Cambodia faces hefty hike in seafood export tariffs

Catfish / Pangasius Regulations +3 more

Cambodia’s trade in farmed aquatic species - such as shrimp, pangasius and tilapia - is under threat after the EU announced it might suspend the Southeast Asian country’s preferential trade access agreement this week.

by Senior editor, The Fish Site
Rob Fletcher thumbnail

Cambodia currently has preferential access to the EU market under the Everything But Arms (EBA) trade scheme, which unilaterally grants duty-free and quota-free access to the EU for all products (except arms and ammunition) for the world's least developed countries. However, following concerns over the country’s human rights record, Brussels has started a process that could lead to the temporary suspension of Cambodia's participation in the scheme.

Cambodia's aquaculture sector produces 60,000 tonnes, valued at $240 million, a year

© Sylvann Borei

Launching the temporary withdrawal procedure does not entail an immediate removal of tariff preferences, which would be the option of last resort. Instead, it kicks off a period of intensive monitoring and engagement.

High Representative for Foreign Affairs and Vice President of the European Commission, Federica Mogherini, said: "Over the last 18 months, we have seen the deterioration of democracy, respect for human rights and the rule of law in Cambodia. In February 2018, the EU Foreign Affairs Ministers made clear how seriously the EU views these developments. In recent months, the Cambodian authorities have taken a number of positive steps, including the release of political figures, civil society activists and journalists and addressing some of the restrictions on civil society and trade union activities. However, without more conclusive action from the government, the situation on the ground calls Cambodia's participation in the EBA scheme into question. As the European Union, we are committed to a partnership with Cambodia that delivers for the Cambodian people. Our support for democracy and human rights in the country is at the heart of this partnership."

EU Commissioner for Trade, Cecilia Malmström, said: "It should be clear that today's move is neither a final decision nor the end of the process. But the clock is now officially ticking and we need to see real action soon. We now go into a monitoring and evaluation process in which we are ready to engage fully with the Cambodian authorities and work with them to find a way forward. When we say that the EU's trade policy is based on values, these are not just empty words. We are proud to be one of the world's most open markets for least developed countries and the evidence shows that exporting to the EU Single Market can give a huge boost to their economies. Nevertheless, in return we ask that these countries respect certain core principles.
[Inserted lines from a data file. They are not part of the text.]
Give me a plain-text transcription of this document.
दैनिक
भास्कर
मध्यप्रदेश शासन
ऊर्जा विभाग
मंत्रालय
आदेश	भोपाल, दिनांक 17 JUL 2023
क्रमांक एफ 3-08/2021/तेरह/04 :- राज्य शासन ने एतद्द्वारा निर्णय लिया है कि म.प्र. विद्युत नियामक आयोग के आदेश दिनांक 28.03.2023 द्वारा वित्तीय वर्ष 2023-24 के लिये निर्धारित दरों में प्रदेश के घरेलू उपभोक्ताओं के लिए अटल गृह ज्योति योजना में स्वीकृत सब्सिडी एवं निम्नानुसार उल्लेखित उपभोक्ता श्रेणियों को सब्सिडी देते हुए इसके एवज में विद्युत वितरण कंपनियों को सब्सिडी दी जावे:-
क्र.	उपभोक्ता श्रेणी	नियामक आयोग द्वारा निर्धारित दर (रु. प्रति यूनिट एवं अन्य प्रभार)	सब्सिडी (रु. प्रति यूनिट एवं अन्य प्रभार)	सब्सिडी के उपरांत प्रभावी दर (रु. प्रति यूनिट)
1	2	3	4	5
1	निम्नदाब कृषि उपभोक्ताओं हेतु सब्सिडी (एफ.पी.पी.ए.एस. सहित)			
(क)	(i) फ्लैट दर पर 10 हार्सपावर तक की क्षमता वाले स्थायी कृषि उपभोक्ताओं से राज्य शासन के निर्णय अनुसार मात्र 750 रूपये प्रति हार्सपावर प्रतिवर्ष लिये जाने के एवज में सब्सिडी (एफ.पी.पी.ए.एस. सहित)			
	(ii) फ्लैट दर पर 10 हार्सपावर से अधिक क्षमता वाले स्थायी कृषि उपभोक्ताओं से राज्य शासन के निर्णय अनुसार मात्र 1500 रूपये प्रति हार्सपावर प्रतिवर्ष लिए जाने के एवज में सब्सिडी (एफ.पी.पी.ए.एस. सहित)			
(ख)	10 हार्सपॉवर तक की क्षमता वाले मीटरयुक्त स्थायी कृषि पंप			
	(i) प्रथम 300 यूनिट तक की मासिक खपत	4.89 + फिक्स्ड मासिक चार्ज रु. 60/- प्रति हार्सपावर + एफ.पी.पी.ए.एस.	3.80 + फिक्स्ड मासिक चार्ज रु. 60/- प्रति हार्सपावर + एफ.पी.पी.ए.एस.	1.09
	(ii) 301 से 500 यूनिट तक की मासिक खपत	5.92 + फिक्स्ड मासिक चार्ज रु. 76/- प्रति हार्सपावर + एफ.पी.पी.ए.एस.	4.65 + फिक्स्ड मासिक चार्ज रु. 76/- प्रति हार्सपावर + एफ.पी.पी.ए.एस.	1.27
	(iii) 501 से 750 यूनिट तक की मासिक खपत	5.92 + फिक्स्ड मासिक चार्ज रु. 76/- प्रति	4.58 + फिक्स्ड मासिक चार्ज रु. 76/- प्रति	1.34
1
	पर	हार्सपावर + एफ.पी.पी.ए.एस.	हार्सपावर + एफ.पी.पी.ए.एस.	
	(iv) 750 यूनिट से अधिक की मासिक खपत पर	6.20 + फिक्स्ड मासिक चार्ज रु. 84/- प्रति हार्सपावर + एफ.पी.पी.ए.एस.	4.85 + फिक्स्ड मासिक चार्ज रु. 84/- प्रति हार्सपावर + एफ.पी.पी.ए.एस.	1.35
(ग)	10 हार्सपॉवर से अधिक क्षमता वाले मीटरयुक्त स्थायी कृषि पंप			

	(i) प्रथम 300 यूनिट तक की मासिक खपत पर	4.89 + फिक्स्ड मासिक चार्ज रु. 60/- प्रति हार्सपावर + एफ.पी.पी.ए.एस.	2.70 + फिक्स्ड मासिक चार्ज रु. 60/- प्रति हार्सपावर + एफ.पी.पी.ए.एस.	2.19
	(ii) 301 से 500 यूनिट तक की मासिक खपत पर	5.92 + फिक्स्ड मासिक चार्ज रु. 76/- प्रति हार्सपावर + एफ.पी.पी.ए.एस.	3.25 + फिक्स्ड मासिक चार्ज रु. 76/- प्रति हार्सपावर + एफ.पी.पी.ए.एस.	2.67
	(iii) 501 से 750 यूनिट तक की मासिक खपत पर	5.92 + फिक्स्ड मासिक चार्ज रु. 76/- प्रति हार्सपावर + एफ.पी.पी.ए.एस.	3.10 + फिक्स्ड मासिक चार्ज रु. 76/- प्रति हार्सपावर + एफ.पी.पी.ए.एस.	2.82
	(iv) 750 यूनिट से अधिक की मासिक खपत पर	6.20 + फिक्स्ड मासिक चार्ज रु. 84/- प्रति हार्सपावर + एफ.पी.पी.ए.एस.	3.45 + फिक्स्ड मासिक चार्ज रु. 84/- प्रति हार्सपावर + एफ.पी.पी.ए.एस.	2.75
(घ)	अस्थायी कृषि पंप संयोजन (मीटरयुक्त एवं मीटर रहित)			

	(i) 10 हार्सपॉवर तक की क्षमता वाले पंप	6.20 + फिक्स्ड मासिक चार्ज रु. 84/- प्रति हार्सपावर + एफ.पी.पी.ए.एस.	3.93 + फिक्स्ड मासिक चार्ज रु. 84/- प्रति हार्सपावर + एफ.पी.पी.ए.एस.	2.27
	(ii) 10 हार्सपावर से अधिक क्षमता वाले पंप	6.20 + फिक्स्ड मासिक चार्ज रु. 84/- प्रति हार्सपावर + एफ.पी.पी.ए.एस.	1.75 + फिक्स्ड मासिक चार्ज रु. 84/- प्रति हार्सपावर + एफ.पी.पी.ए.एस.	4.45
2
Our engagement with the situation in Cambodia has led us to conclude that there are severe deficiencies when it comes to human rights and labour rights in Cambodia that the government needs to tackle if it wants to keep its country's privileged access to our market."
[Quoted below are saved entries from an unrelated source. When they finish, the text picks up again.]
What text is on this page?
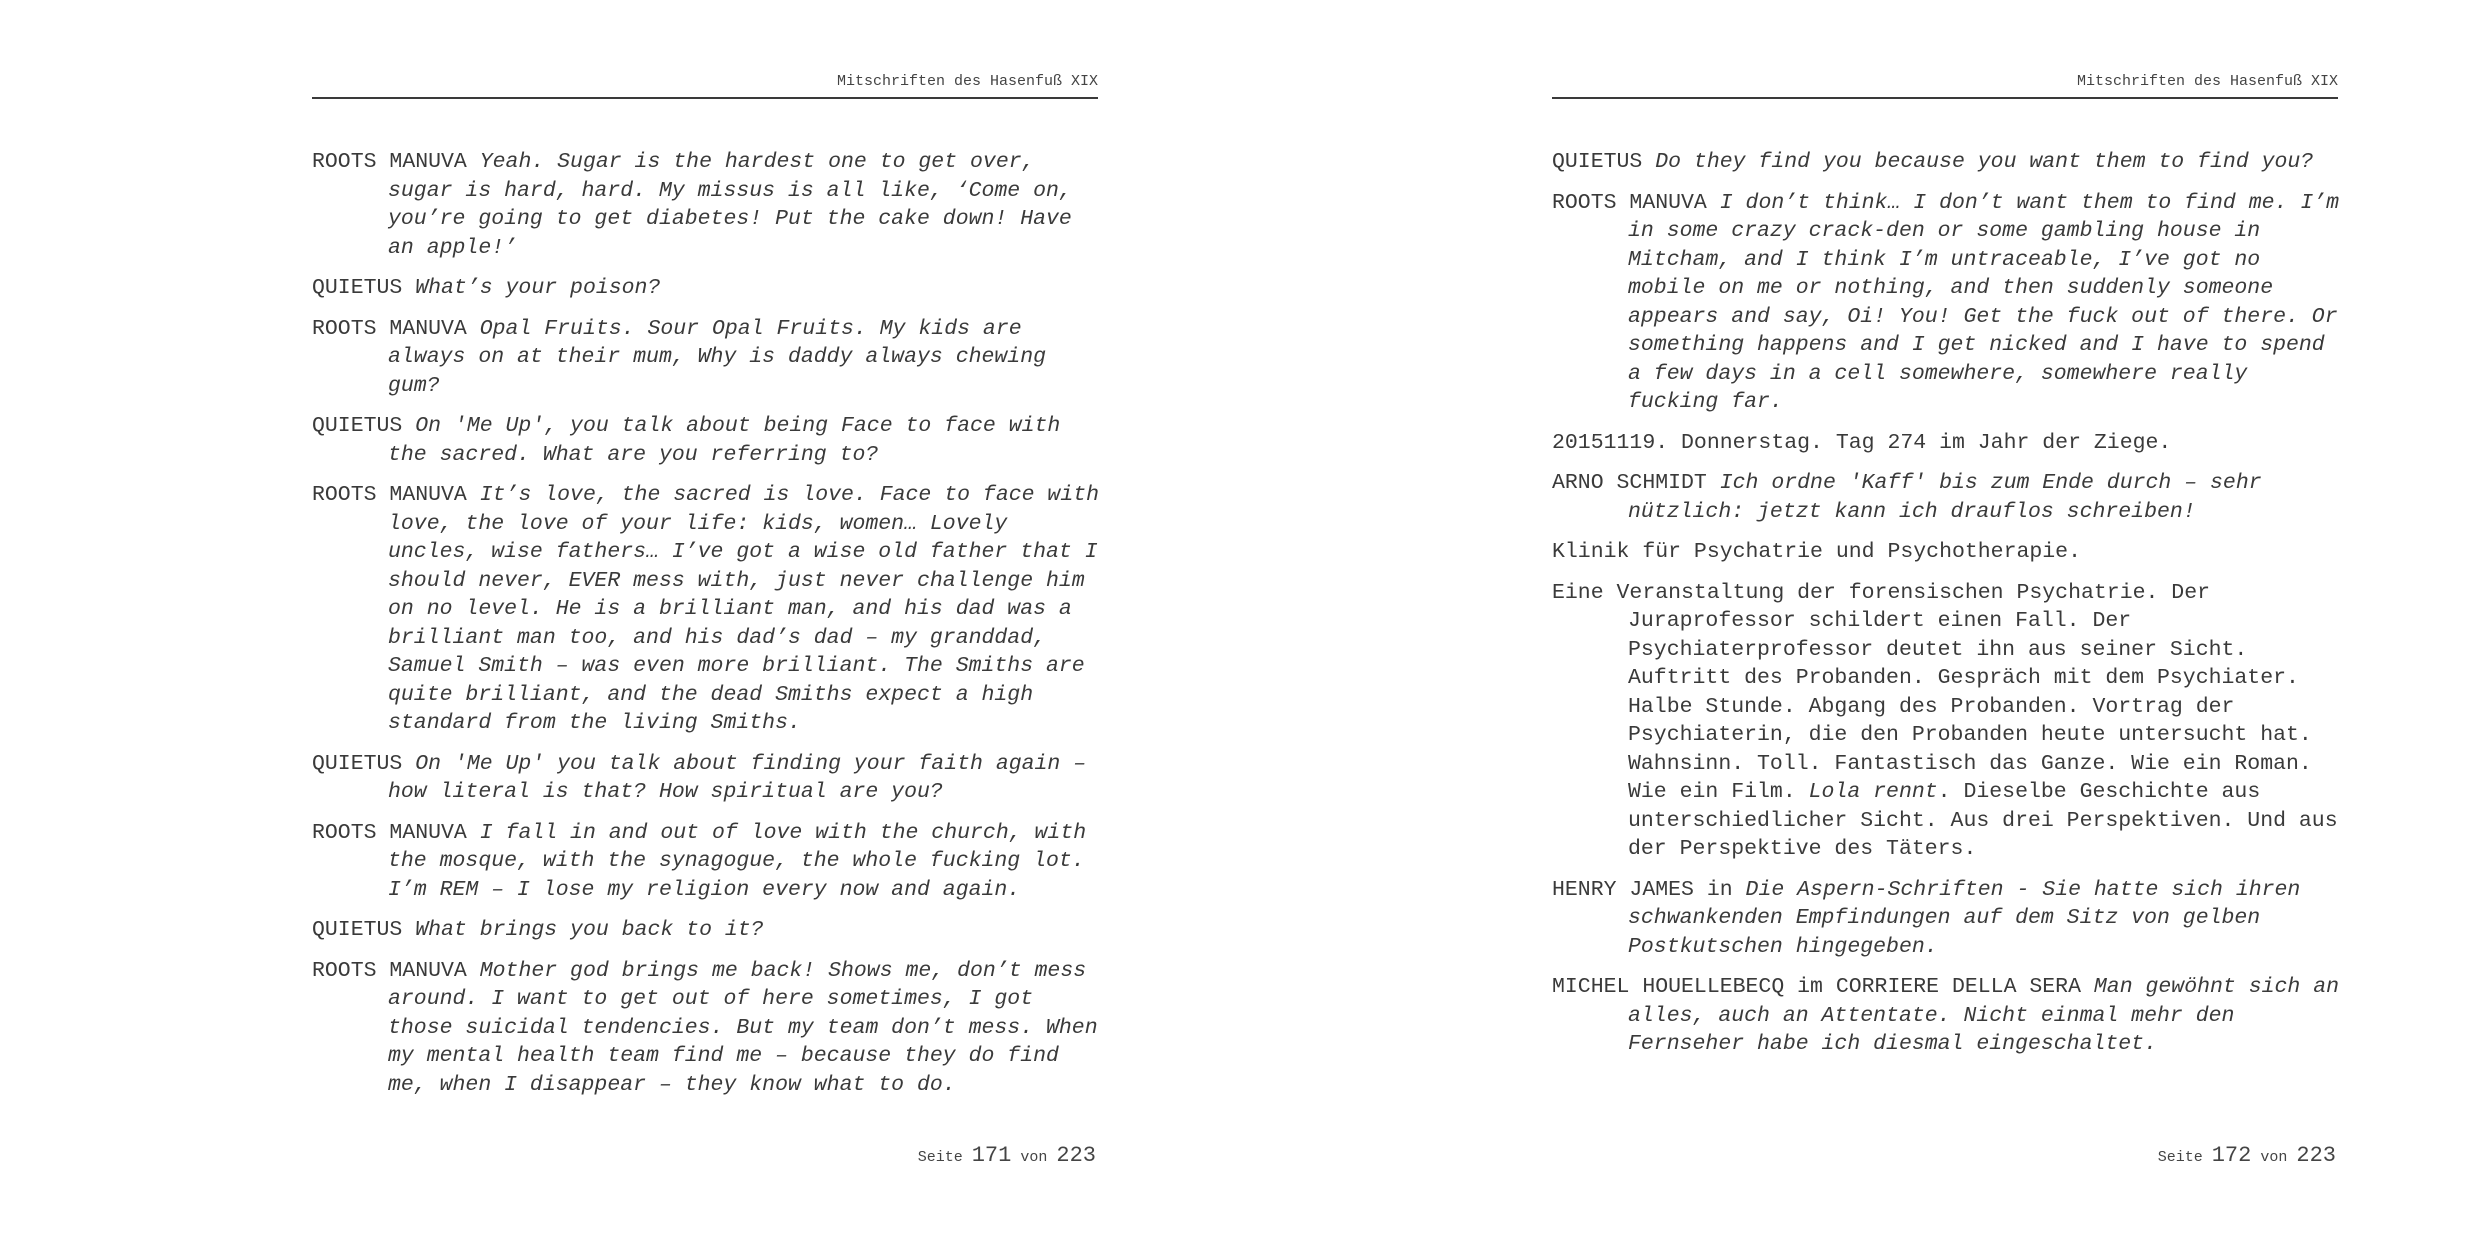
Mitschriften des Hasenfuß XIX

ROOTS MANUVA Yeah. Sugar is the hardest one to get over, sugar is hard, hard. My missus is all like, ‘Come on, you’re going to get diabetes! Put the cake down! Have an apple!’

QUIETUS What’s your poison?

ROOTS MANUVA Opal Fruits. Sour Opal Fruits. My kids are always on at their mum, Why is daddy always chewing gum?

QUIETUS On 'Me Up', you talk about being Face to face with the sacred. What are you referring to?

ROOTS MANUVA It’s love, the sacred is love. Face to face with love, the love of your life: kids, women… Lovely uncles, wise fathers… I’ve got a wise old father that I should never, EVER mess with, just never challenge him on no level. He is a brilliant man, and his dad was a brilliant man too, and his dad’s dad – my granddad, Samuel Smith – was even more brilliant. The Smiths are quite brilliant, and the dead Smiths expect a high standard from the living Smiths.

QUIETUS On 'Me Up' you talk about finding your faith again – how literal is that? How spiritual are you?

ROOTS MANUVA I fall in and out of love with the church, with the mosque, with the synagogue, the whole fucking lot. I’m REM – I lose my religion every now and again.

QUIETUS What brings you back to it?

ROOTS MANUVA Mother god brings me back! Shows me, don’t mess around. I want to get out of here sometimes, I got those suicidal tendencies. But my team don’t mess. When my mental health team find me – because they do find me, when I disappear – they know what to do.

Seite 171 von 223
Mitschriften des Hasenfuß XIX

QUIETUS Do they find you because you want them to find you?

ROOTS MANUVA I don’t think… I don’t want them to find me. I’m in some crazy crack-den or some gambling house in Mitcham, and I think I’m untraceable, I’ve got no mobile on me or nothing, and then suddenly someone appears and say, Oi! You! Get the fuck out of there. Or something happens and I get nicked and I have to spend a few days in a cell somewhere, somewhere really fucking far.

20151119. Donnerstag. Tag 274 im Jahr der Ziege.

ARNO SCHMIDT Ich ordne 'Kaff' bis zum Ende durch – sehr nützlich: jetzt kann ich drauflos schreiben!

Klinik für Psychatrie und Psychotherapie.

Eine Veranstaltung der forensischen Psychatrie. Der Juraprofessor schildert einen Fall. Der Psychiaterprofessor deutet ihn aus seiner Sicht. Auftritt des Probanden. Gespräch mit dem Psychiater. Halbe Stunde. Abgang des Probanden. Vortrag der Psychiaterin, die den Probanden heute untersucht hat. Wahnsinn. Toll. Fantastisch das Ganze. Wie ein Roman. Wie ein Film. Lola rennt. Dieselbe Geschichte aus unterschiedlicher Sicht. Aus drei Perspektiven. Und aus der Perspektive des Täters.

HENRY JAMES in Die Aspern-Schriften - Sie hatte sich ihren schwankenden Empfindungen auf dem Sitz von gelben Postkutschen hingegeben.

MICHEL HOUELLEBECQ im CORRIERE DELLA SERA Man gewöhnt sich an alles, auch an Attentate. Nicht einmal mehr den Fernseher habe ich diesmal eingeschaltet.

Seite 172 von 223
Following a period of enhanced engagement, including a fact-finding mission to Cambodia in July 2018 and subsequent bilateral meetings at the highest level, the Commission has concluded that there is evidence of serious and systematic violations of core human rights and labour rights in Cambodia, in particular of the rights to political participation as well as of the freedoms of assembly, expression and association. These findings add to the longstanding EU concerns about the lack of workers' rights and disputes linked to economic land concessions in the country.

The EU’s decision kicks off a process that aims to ensure Cambodia is in line with its obligations under the core UN and ILO Conventions by instigating:

  • A six-month period of intensive monitoring and engagement with the Cambodian authorities;
  • Followed by another three-month period for the EU to produce a report based on the findings;
  • After a total of 12 months, the Commission will conclude the procedure with a final decision on whether or not to withdraw tariff preferences; it is also at this stage that the Commission will decide the scope and duration of the withdrawal. Any withdrawal would come into effect after a further six-month period.